T3 Space with Sigma-Locally Finite Basis is Perfectly T4 Space/Lemma 2

This article needs proofreading. Please check it for mathematical errors. If you believe there are none, please remove {{Proofread}} from the code. To discuss this page in more detail, feel free to use the talk page.
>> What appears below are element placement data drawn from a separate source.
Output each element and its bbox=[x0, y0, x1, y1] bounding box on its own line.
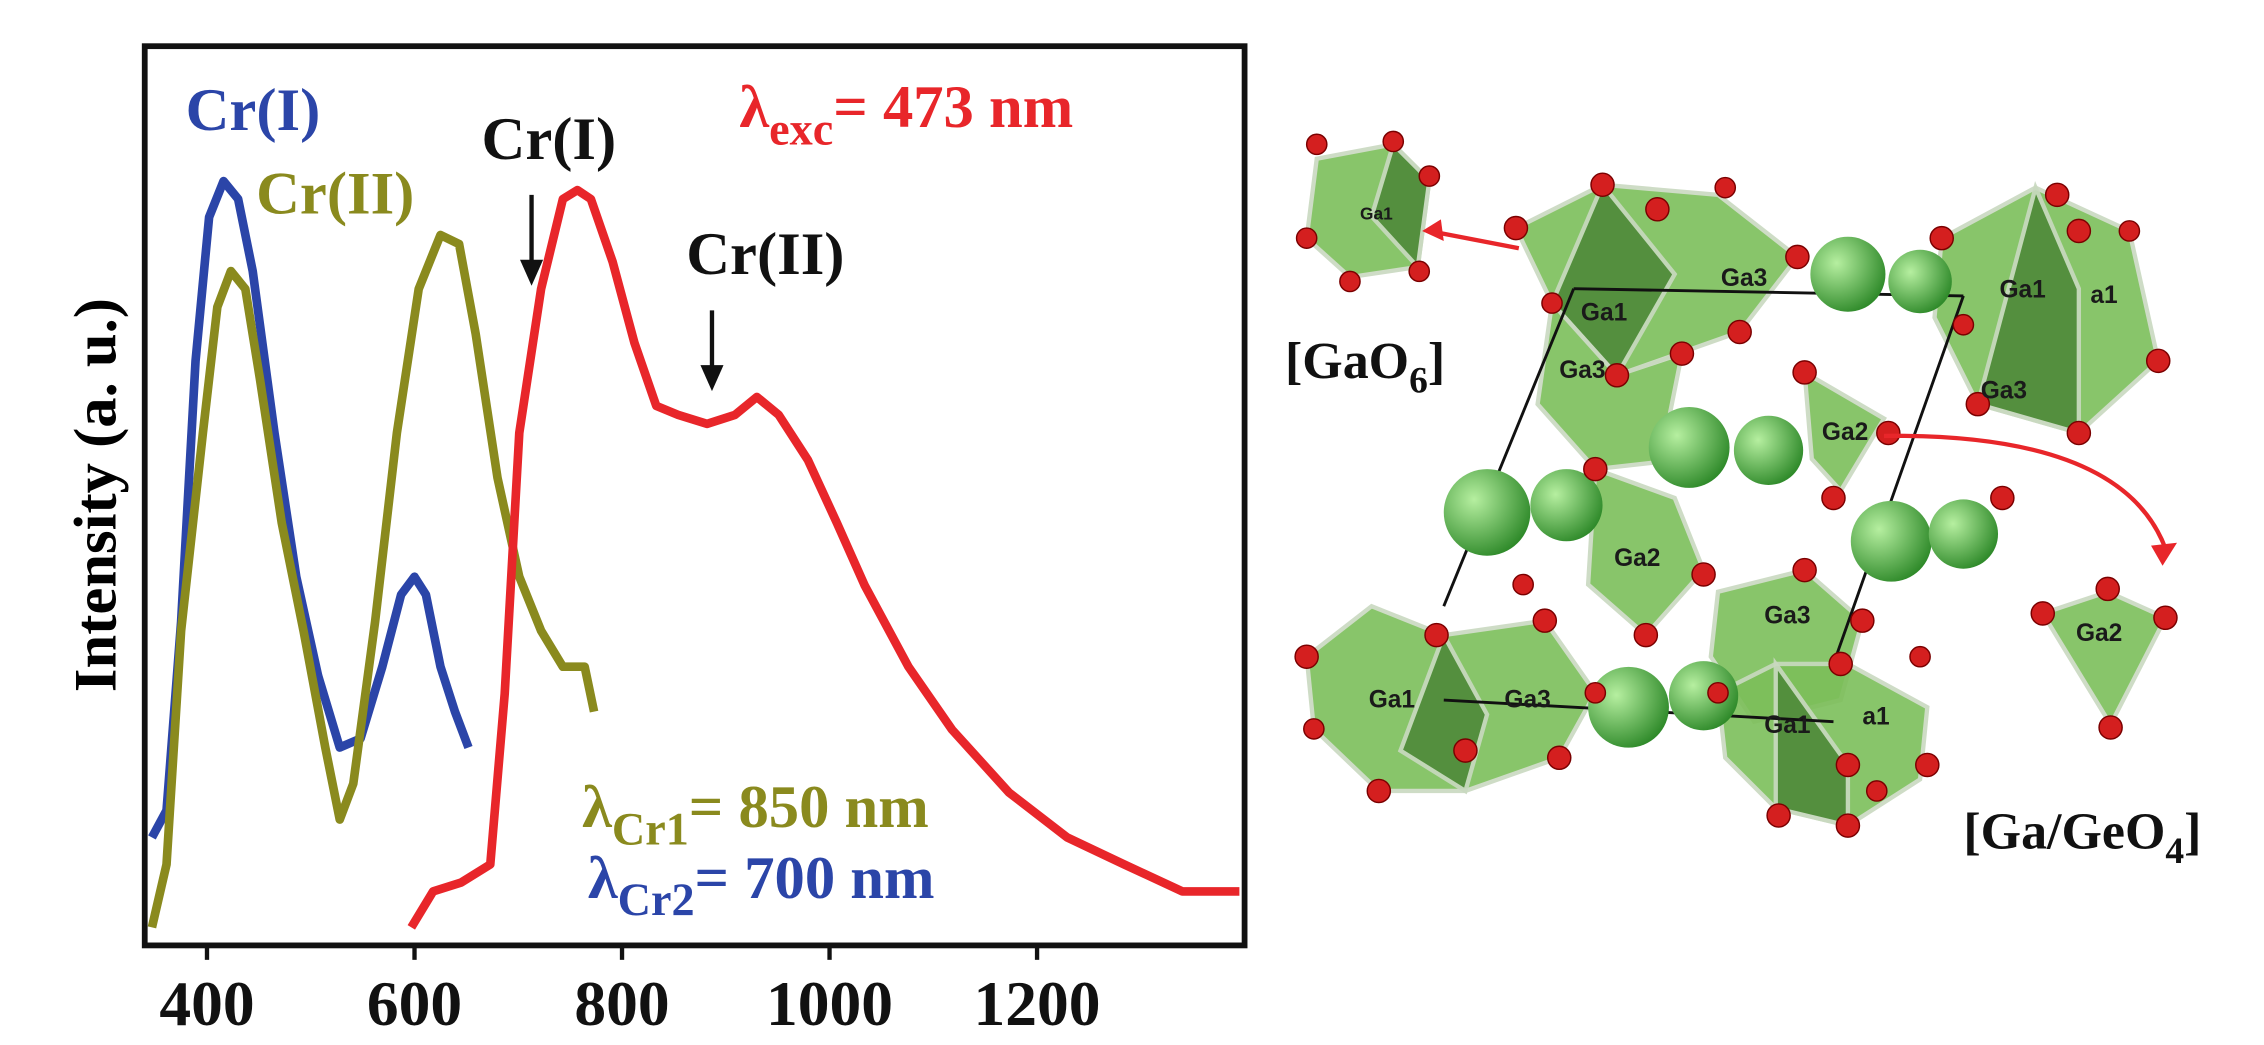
caption-text: [Ga/GeO bbox=[1963, 804, 2165, 861]
chart: Intensity (a. u.) Cr(I) Cr(II) Cr(I) Cr(… bbox=[62, 46, 1244, 1039]
annotation-text: = 850 nm bbox=[689, 774, 929, 841]
site-label: Ga1 bbox=[1360, 203, 1393, 223]
subscript: Cr1 bbox=[612, 803, 689, 854]
site-label: a1 bbox=[1862, 704, 1889, 731]
site-label: Ga1 bbox=[1581, 299, 1627, 326]
site-label: a1 bbox=[2090, 282, 2117, 309]
caption-text: [GaO bbox=[1285, 333, 1409, 390]
arrow-head bbox=[2151, 543, 2177, 566]
site-label: Ga1 bbox=[1999, 276, 2045, 303]
site-label: Ga2 bbox=[2076, 620, 2122, 647]
annotation: Cr(II) bbox=[686, 221, 844, 288]
site-label: Ga2 bbox=[1822, 419, 1868, 446]
site-label: Ga3 bbox=[1559, 357, 1605, 384]
subscript: 6 bbox=[1409, 361, 1428, 402]
site-label: Ga3 bbox=[1764, 603, 1810, 630]
annotation: Cr(I) bbox=[482, 106, 617, 173]
figure: Intensity (a. u.) Cr(I) Cr(II) Cr(I) Cr(… bbox=[0, 0, 2264, 1045]
annotation-text: = 473 nm bbox=[833, 74, 1073, 141]
annotation: λCr2= 700 nm bbox=[588, 845, 935, 925]
caption: [GaO6] bbox=[1285, 333, 1445, 401]
x-tick-label: 1000 bbox=[766, 968, 893, 1039]
annotation: λexc= 473 nm bbox=[739, 74, 1073, 154]
annotation: Cr(II) bbox=[256, 161, 414, 228]
x-tick-label: 1200 bbox=[974, 968, 1101, 1039]
caption: [Ga/GeO4] bbox=[1963, 804, 2201, 872]
series-line bbox=[152, 235, 594, 927]
subscript: Cr2 bbox=[618, 874, 695, 925]
subscript: 4 bbox=[2165, 831, 2184, 872]
caption-end: ] bbox=[2184, 804, 2201, 861]
annotation: λCr1= 850 nm bbox=[582, 774, 929, 854]
crystal-structure: Ga1 Ga1 Ga3 Ga3 Ga1 a1 Ga2 Ga3 Ga2 Ga3 G… bbox=[1285, 131, 2201, 872]
site-label: Ga2 bbox=[1614, 545, 1660, 572]
x-tick-label: 400 bbox=[159, 968, 254, 1039]
subscript: exc bbox=[769, 103, 833, 154]
site-label: Ga1 bbox=[1764, 712, 1810, 739]
y-axis-label: Intensity (a. u.) bbox=[62, 298, 129, 692]
caption-end: ] bbox=[1428, 333, 1445, 390]
site-label: Ga3 bbox=[1981, 377, 2027, 404]
symbol: λ bbox=[588, 845, 618, 912]
annotation: Cr(I) bbox=[186, 77, 321, 144]
x-tick-label: 600 bbox=[367, 968, 462, 1039]
polyhedron bbox=[2043, 592, 2166, 725]
arrow-head bbox=[700, 365, 723, 391]
symbol: λ bbox=[739, 74, 769, 141]
symbol: λ bbox=[582, 774, 612, 841]
annotation-text: = 700 nm bbox=[695, 845, 935, 912]
x-tick-label: 800 bbox=[574, 968, 669, 1039]
site-label: Ga3 bbox=[1504, 686, 1550, 713]
site-label: Ga1 bbox=[1369, 686, 1415, 713]
site-label: Ga3 bbox=[1721, 265, 1767, 292]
When this work has been completed, you may remove this instance of {{Proofread}} from the code.

Theorem

Let $T = \struct {S, \tau}$ be a $T_3$ topological space.

Let $\BB$ be a basis for $T$.

Let $G$ be open in $T$.

Let:

$\CC = \set{B \in \BB : B^- \subseteq G}$

where $B^-$ denotes the closure of $B$ in $T$.

Then:

$\CC$ is a is a cover of $G$

Proof

Let $x \in G$.

From Characterization of T3 Space:

$\exists U \in \tau : x \in U : U^- \subseteq G$

where $U^-$ denotes the closure of $U$ in $T$.

By definition of basis:

$\exists B \in \BB : x \in B : B \subseteq U$

From Topological Closure of Subset is Subset of Topological Closure:

$B^- \subseteq U^-$

From Subset Relation is Transitive:

$B^- \subseteq G$

Hence:

$B \in \CC$

Since $x$ was arbitrary, we have:

$\forall x \in G : C \in \CC : x \in C$

Hence $\CC$ is a cover of $G$ by definition.

$\blacksquare$